In my experience, enough time spent with an animal will teach you to learn and recognize different ways the animal shows her/his emotions. In the argument with my mom, she implied that a rat cannot show emotion. I challenge that. Just because an animal cannot show emotion as a dog can doesnotmean the animal cannot express emotion.
My three rats, Maxine, Freyja, and Luna, express emotion. They express emotion through: their eyes, their body posture, their facial expressions, their vocalizations, and through action. I can tell when my girl, Max, is crabby and has little patience for my shenanigans, I can tell when my girl, Freyja is feeling shy, and I can tell when my youngest girl, Luna, is happy. Each of my rats express emotion through the above listed ways. If they’re crabby, they’ll bare their teeth, pull their lips further back, and puff themselves into a fuzzy ball. When they’re happy, they run around, they play, explore, and to my delight they’ll even hop (Luna is notorious for hopping). When it comes to determining the emotional state of a rat, it’s about the subtle movements of their face and body position. Personally, it’s all about facial expressions. One of my favorite expressions is Luna’s curious face, in which she stands still, perks her ears up, has one front paw flat on the group and the other front paw “positioned fancy”, and she slowly moves and bobs her head around!

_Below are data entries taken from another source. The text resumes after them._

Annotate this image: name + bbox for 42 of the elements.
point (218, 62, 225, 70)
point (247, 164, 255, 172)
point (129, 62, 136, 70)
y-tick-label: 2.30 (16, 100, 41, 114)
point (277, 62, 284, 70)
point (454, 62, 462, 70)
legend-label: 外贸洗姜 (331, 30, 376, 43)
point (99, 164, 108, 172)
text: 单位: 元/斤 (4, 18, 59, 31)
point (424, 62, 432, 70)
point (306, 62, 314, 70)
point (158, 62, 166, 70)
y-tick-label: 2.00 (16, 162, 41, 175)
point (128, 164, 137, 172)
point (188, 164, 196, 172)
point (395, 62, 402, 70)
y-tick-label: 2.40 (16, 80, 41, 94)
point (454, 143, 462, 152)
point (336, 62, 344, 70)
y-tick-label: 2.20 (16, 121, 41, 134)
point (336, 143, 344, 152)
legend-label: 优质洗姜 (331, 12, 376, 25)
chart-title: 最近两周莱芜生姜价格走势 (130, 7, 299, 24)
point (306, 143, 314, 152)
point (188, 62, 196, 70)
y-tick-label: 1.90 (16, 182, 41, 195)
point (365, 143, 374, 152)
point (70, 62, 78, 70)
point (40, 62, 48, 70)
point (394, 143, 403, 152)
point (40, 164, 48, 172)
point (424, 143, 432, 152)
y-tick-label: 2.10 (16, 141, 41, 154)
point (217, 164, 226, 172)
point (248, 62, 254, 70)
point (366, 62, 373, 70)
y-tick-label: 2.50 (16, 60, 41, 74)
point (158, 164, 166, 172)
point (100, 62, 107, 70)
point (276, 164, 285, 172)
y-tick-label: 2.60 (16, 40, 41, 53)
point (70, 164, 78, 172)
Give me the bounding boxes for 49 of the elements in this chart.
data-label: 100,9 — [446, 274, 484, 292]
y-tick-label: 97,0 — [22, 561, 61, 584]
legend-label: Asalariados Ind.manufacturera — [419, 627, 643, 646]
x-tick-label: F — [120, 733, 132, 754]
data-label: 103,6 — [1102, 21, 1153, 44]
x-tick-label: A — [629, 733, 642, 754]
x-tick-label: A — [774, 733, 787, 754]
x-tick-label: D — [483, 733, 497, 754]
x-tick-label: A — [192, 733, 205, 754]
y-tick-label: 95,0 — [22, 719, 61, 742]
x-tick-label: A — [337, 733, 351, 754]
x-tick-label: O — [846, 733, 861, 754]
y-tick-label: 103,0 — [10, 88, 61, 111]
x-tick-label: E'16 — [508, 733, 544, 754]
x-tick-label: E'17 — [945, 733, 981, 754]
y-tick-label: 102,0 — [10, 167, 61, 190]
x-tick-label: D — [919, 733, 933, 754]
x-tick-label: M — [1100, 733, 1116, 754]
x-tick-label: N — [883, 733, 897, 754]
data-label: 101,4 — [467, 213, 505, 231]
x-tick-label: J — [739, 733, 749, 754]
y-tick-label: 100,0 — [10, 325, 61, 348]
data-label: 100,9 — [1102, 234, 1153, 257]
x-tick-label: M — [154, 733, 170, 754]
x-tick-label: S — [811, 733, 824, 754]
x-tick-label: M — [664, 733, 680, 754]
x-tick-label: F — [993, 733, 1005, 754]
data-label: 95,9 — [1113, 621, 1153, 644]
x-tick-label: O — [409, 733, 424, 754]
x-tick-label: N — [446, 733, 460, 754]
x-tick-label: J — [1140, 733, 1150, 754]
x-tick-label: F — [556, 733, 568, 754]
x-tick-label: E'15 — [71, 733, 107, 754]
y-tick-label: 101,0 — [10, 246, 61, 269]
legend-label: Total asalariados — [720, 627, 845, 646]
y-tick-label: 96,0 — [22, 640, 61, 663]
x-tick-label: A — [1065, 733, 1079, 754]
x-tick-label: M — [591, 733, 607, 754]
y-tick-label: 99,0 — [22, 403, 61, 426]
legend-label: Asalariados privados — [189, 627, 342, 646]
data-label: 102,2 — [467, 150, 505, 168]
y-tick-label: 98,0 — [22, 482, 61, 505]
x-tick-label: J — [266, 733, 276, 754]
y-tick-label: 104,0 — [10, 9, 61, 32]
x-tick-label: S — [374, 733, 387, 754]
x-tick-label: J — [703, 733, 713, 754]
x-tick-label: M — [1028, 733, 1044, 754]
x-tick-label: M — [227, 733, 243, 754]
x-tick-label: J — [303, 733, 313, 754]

In conclusion, I believe any animal can show emotion to us. We as people just need to take the time to learn the different ways each species expresses it, as each is unique in the ways they express emotion. For me, those animals are my rats, and I cherish each day with these amazing little critters and the things, such as expression, that they teach me.
Two of my little “woogie woos”, Maxine and Luna, curled up and taking a rat nap together. Most of the time, Maxxie and Freyja are on that level and snuggling and napping, but this is one of the delightful exceptions!